Wintermute Says Bitcoin’s Rally Faces Another Trap Unless ETF Demand Returns
Wintermute’s weekly market outlook says bitcoin’s rebound was supported by an in-line U.S. inflation print and easing geopolitical stress. Still, the firm warned that a lasting crypto bottom remains unconfirmed without a clear return of ETF, stablecoin, and digital asset treasury inflows.

Key Takeaways
- Wintermute said bitcoin rose 1.9% as May CPI hit 4.2% and Iran conflict risks eased.
- Bitcoin ETFs and treasury firms remain weak; AUM fell from $220B to $140B.
- Wintermute says Fed signals on June 19 could determine if the rebound continues.
Wintermute Sees No Confirmed Bottom Despite Bitcoin Rebound
Bitcoin found some relief this week, but Wintermute says the recovery is still fragile.
In its latest weekly market update, the crypto market maker said two macro developments helped lift risk assets. U.S. consumer inflation for May came in at 4.2% year over year, the third straight monthly acceleration and the highest reading since 2023. Yet the figure matched expectations, which was enough to calm investors who had feared a hotter print.
Core inflation offered a better signal, easing to 2.9%. Wintermute said that suggests the latest price pressure may be driven more by energy than by a broader rise in wages and services.

The second driver was geopolitical. After more than 100 days, the Iran conflict ended, with President Donald Trump authorizing the reopening of the Strait of Hormuz and the lifting of the naval blockade. A formal signing is set for June 19 in Switzerland.
Oil prices fell sharply as the risk premium unwound. Brent dropped from the high $110s to the low $80s over the past month, including a 6.6% decline this week. The dollar weakened 1%, while the 10-year Treasury yield moved back toward 4.50%.
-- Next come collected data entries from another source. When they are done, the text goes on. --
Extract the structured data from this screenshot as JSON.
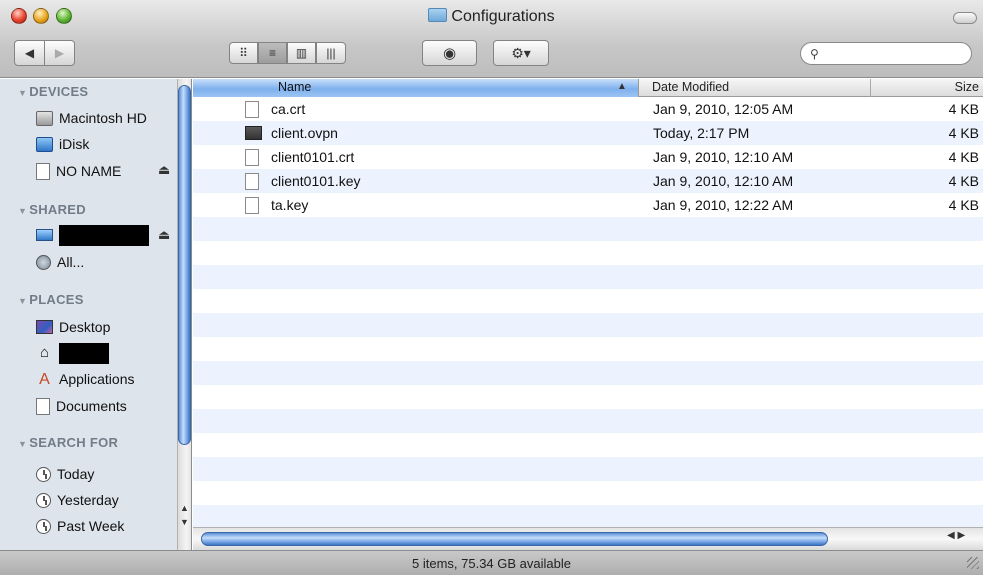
{
  "window": {
    "title": "Configurations",
    "status": "5 items, 75.34 GB available"
  },
  "toolbar": {
    "back_icon": "◀",
    "forward_icon": "▶",
    "views": [
      "icon-view-icon",
      "list-view-icon",
      "column-view-icon",
      "coverflow-view-icon"
    ],
    "view_glyphs": [
      "⠿",
      "≡",
      "▥",
      "|||"
    ],
    "selected_view": "list",
    "quicklook_glyph": "◉",
    "action_glyph": "⚙▾",
    "search_value": "",
    "search_glyph": "⚲"
  },
  "sidebar": {
    "sections": [
      {
        "title": "DEVICES"
      },
      {
        "title": "SHARED"
      },
      {
        "title": "PLACES"
      },
      {
        "title": "SEARCH FOR"
      }
    ],
    "devices": [
      {
        "label": "Macintosh HD",
        "icon": "hard-drive-icon"
      },
      {
        "label": "iDisk",
        "icon": "idisk-icon"
      },
      {
        "label": "NO NAME",
        "icon": "volume-icon",
        "eject": "⏏"
      }
    ],
    "shared": [
      {
        "label": "",
        "icon": "monitor-icon",
        "redacted": true,
        "eject": "⏏"
      },
      {
        "label": "All...",
        "icon": "globe-icon"
      }
    ],
    "places": [
      {
        "label": "Desktop",
        "icon": "desktop-icon"
      },
      {
        "label": "",
        "icon": "home-icon",
        "redacted": true
      },
      {
        "label": "Applications",
        "icon": "applications-icon"
      },
      {
        "label": "Documents",
        "icon": "documents-icon"
      }
    ],
    "search_for": [
      {
        "label": "Today",
        "icon": "clock-icon"
      },
      {
        "label": "Yesterday",
        "icon": "clock-icon"
      },
      {
        "label": "Past Week",
        "icon": "clock-icon"
      }
    ]
  },
  "list": {
    "columns": {
      "name": "Name",
      "date": "Date Modified",
      "size": "Size"
    },
    "sort_arrow": "▲",
    "rows": [
      {
        "name": "ca.crt",
        "date": "Jan 9, 2010, 12:05 AM",
        "size": "4 KB",
        "icon": "document-icon"
      },
      {
        "name": "client.ovpn",
        "date": "Today, 2:17 PM",
        "size": "4 KB",
        "icon": "tunnelblick-icon"
      },
      {
        "name": "client0101.crt",
        "date": "Jan 9, 2010, 12:10 AM",
        "size": "4 KB",
        "icon": "document-icon"
      },
      {
        "name": "client0101.key",
        "date": "Jan 9, 2010, 12:10 AM",
        "size": "4 KB",
        "icon": "document-icon"
      },
      {
        "name": "ta.key",
        "date": "Jan 9, 2010, 12:22 AM",
        "size": "4 KB",
        "icon": "document-icon"
      }
    ]
  },
  "colors": {
    "sidebar_bg": "#dde4eb",
    "alt_row": "#edf3fe",
    "scroll_blue": "#5a8fd8"
  }
}
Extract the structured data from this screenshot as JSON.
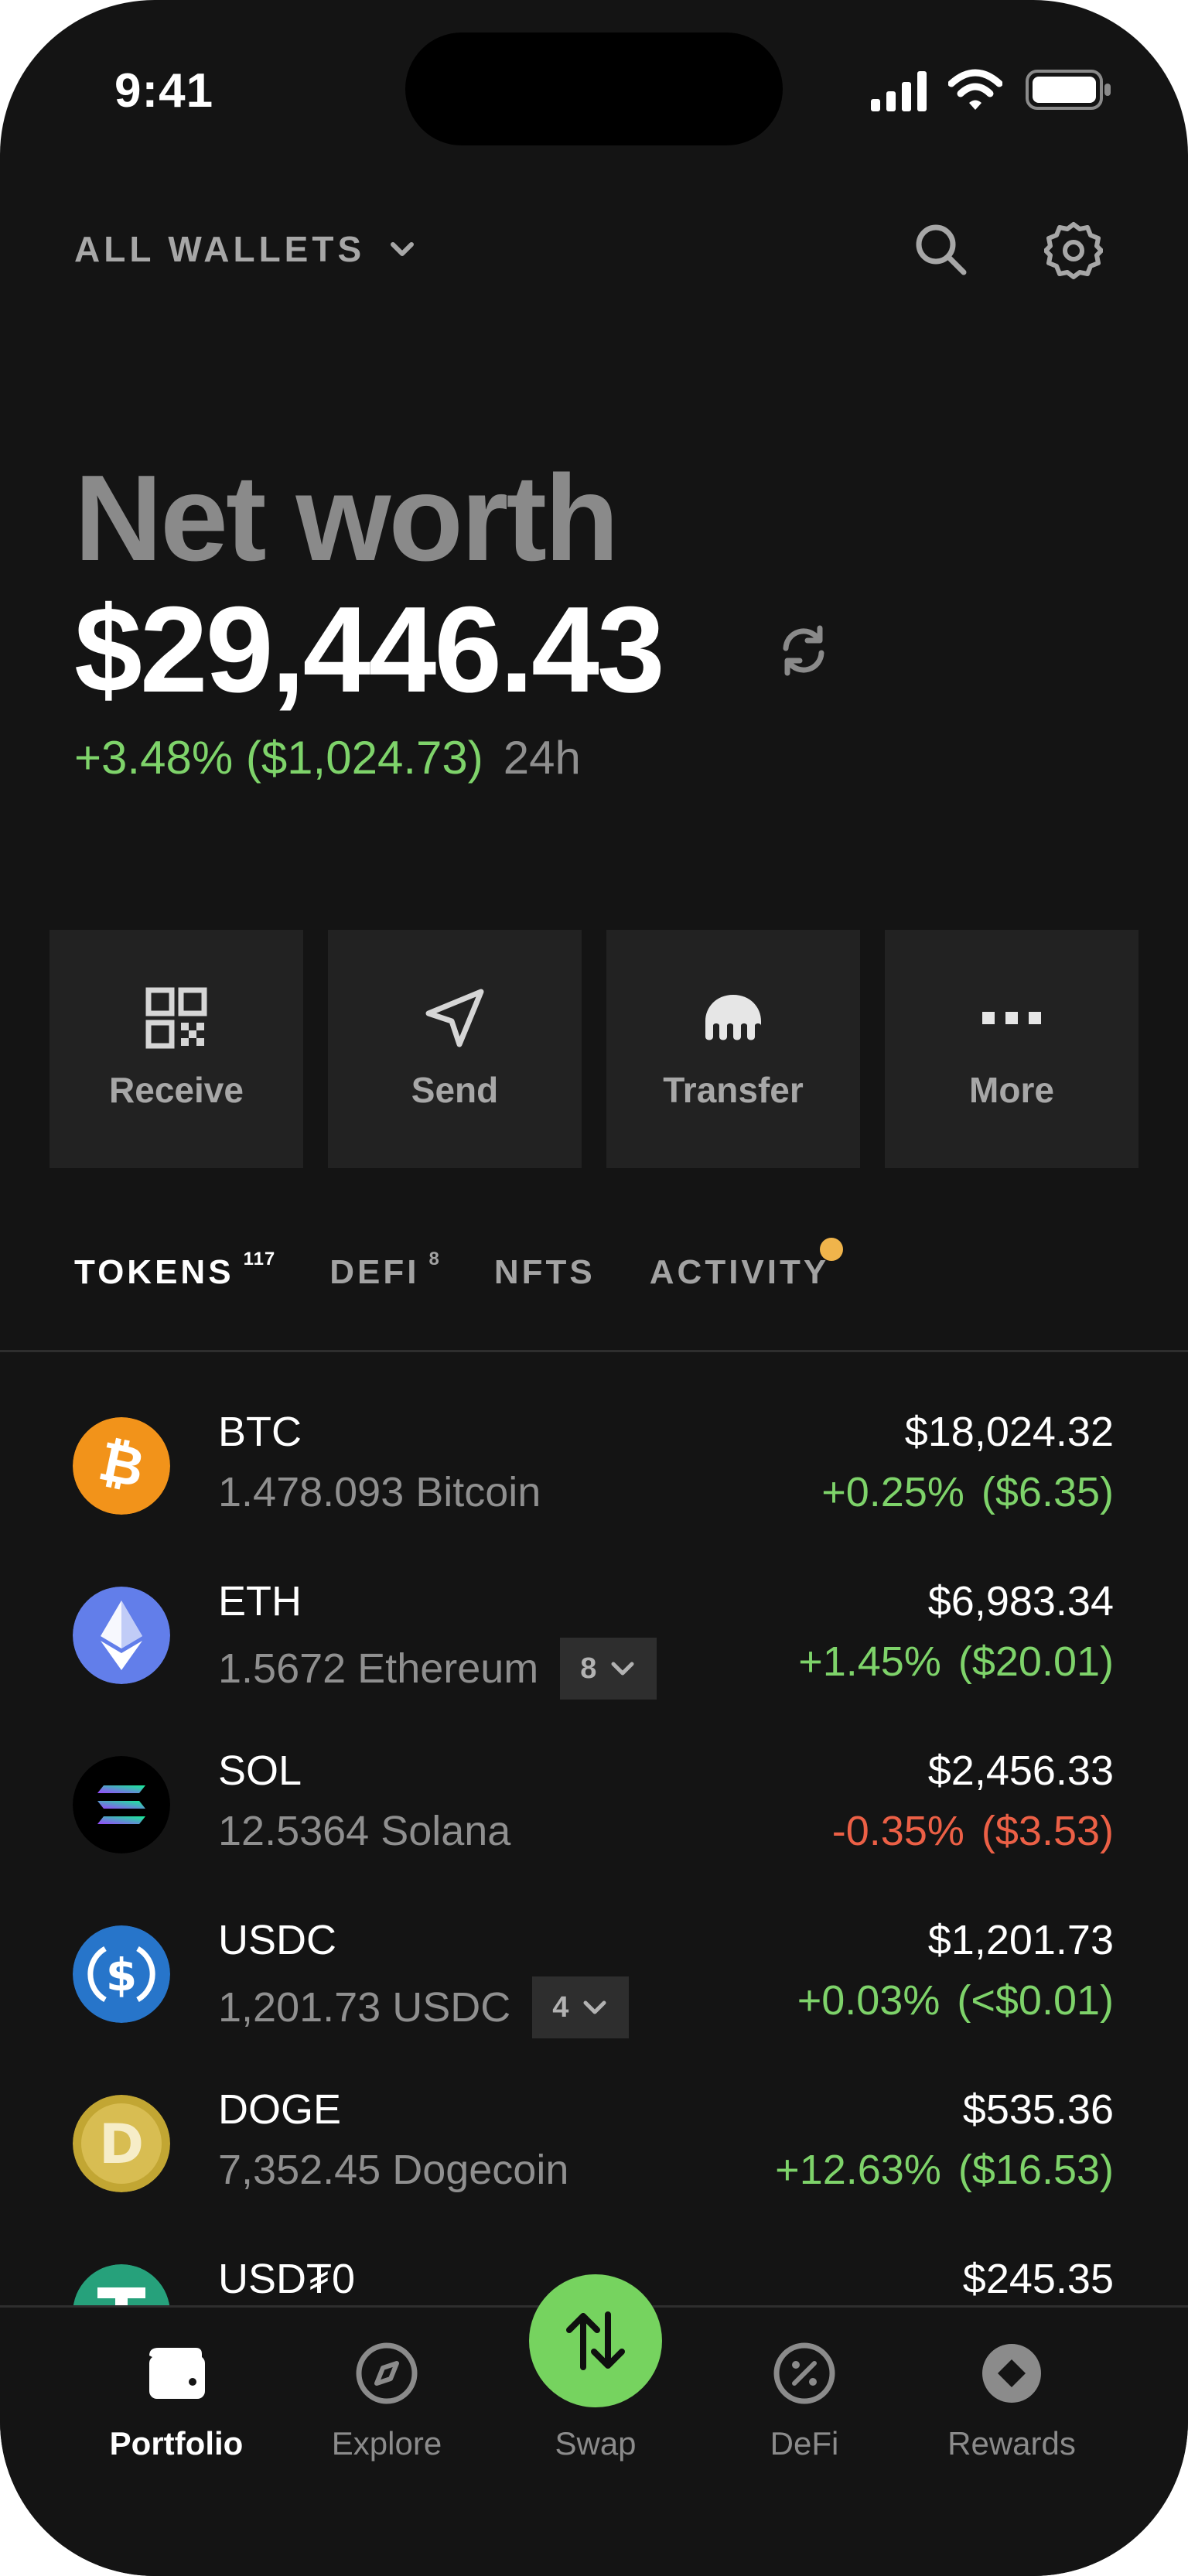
{
  "status_bar": {
    "time": "9:41"
  },
  "header": {
    "wallet_selector": "ALL WALLETS"
  },
  "net_worth": {
    "title": "Net worth",
    "value": "$29,446.43",
    "change": "+3.48% ($1,024.73)",
    "period": "24h"
  },
  "actions": [
    {
      "label": "Receive",
      "icon": "qr-code-icon"
    },
    {
      "label": "Send",
      "icon": "send-arrow-icon"
    },
    {
      "label": "Transfer",
      "icon": "kraken-logo-icon"
    },
    {
      "label": "More",
      "icon": "more-dots-icon"
    }
  ],
  "tabs": [
    {
      "label": "TOKENS",
      "count": "117",
      "active": true
    },
    {
      "label": "DEFI",
      "count": "8",
      "active": false
    },
    {
      "label": "NFTS",
      "count": "",
      "active": false
    },
    {
      "label": "ACTIVITY",
      "count": "",
      "active": false,
      "has_notification_dot": true
    }
  ],
  "tokens": [
    {
      "symbol": "BTC",
      "balance": "1.478.093 Bitcoin",
      "chains": "",
      "price": "$18,024.32",
      "change_pct": "+0.25%",
      "change_usd": "($6.35)",
      "trend": "up",
      "icon": "bitcoin-icon"
    },
    {
      "symbol": "ETH",
      "balance": "1.5672 Ethereum",
      "chains": "8",
      "price": "$6,983.34",
      "change_pct": "+1.45%",
      "change_usd": "($20.01)",
      "trend": "up",
      "icon": "ethereum-icon"
    },
    {
      "symbol": "SOL",
      "balance": "12.5364 Solana",
      "chains": "",
      "price": "$2,456.33",
      "change_pct": "-0.35%",
      "change_usd": "($3.53)",
      "trend": "down",
      "icon": "solana-icon"
    },
    {
      "symbol": "USDC",
      "balance": "1,201.73 USDC",
      "chains": "4",
      "price": "$1,201.73",
      "change_pct": "+0.03%",
      "change_usd": "(<$0.01)",
      "trend": "up",
      "icon": "usdc-icon"
    },
    {
      "symbol": "DOGE",
      "balance": "7,352.45 Dogecoin",
      "chains": "",
      "price": "$535.36",
      "change_pct": "+12.63%",
      "change_usd": "($16.53)",
      "trend": "up",
      "icon": "dogecoin-icon"
    },
    {
      "symbol": "USD₮0",
      "balance": "",
      "chains": "",
      "price": "$245.35",
      "change_pct": "",
      "change_usd": "",
      "trend": "up",
      "icon": "tether-icon"
    }
  ],
  "bottom_nav": [
    {
      "label": "Portfolio",
      "icon": "wallet-icon",
      "active": true
    },
    {
      "label": "Explore",
      "icon": "compass-icon",
      "active": false
    },
    {
      "label": "Swap",
      "icon": "swap-arrows-icon",
      "active": false
    },
    {
      "label": "DeFi",
      "icon": "percent-icon",
      "active": false
    },
    {
      "label": "Rewards",
      "icon": "rewards-icon",
      "active": false
    }
  ],
  "colors": {
    "background": "#141414",
    "positive": "#7ed36a",
    "negative": "#ec6046",
    "swap_button": "#76d35f",
    "notification": "#f0b44b"
  }
}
That combination supported risk assets. The Russell 2000 rose 4%, the Nasdaq gained 2.3%, altcoins climbed 3.1%, and bitcoin added 1.9%. Ether lagged, slipping 0.4% despite the broader rebound.
Crypto Bounce Lacks Fresh Capital
The latest recovery follows a sharp selloff two weeks ago, when bitcoin fell 14%, and the broader crypto market dropped more than 10%. Some traders blamed Strategy’s sale of 32 BTC, but Wintermute said the larger forces were macro pressure and fading momentum after bitcoin ran from the low $60,000s to $83,000.
That rally now looks more like a bear-market fakeout than a new cycle high, according to the firm’s outlook.
Bitcoin has suffered three drawdowns of more than 20% since last October. This latest move has been more choppy than directional, catching both bulls and bears. Perpetual and options markets show little appetite for strong directional bets, pointing to possible summer consolidation unless a major catalyst arrives.
The key issue is liquidity. Wintermute said crypto still depends heavily on three capital channels: stablecoins, exchange-traded funds (ETFs) and digital asset treasury companies. None has clearly turned higher.
Digital asset treasury assets under management have fallen to about $140 billion from $220 billion. Outside Strategy, Bitmine, and Strive, fresh fundraising has largely slowed. Bitcoin ETFs recently posted their longest outflow streak since launch, while stablecoin flows remain under pressure.
That makes it difficult to call a bottom. Long-term buyers may see value in the low $60,000s, and selling pressure has eased. But without sustained inflows, any rally risks becoming another trap.
The next test is the Federal Reserve. No rate change is expected, so attention will fall on the updated projections and Kevin Warsh’s first press conference. A dovish reading of softer core inflation and lower oil could extend the bounce. A focus on 4.2% headline inflation could end it quickly.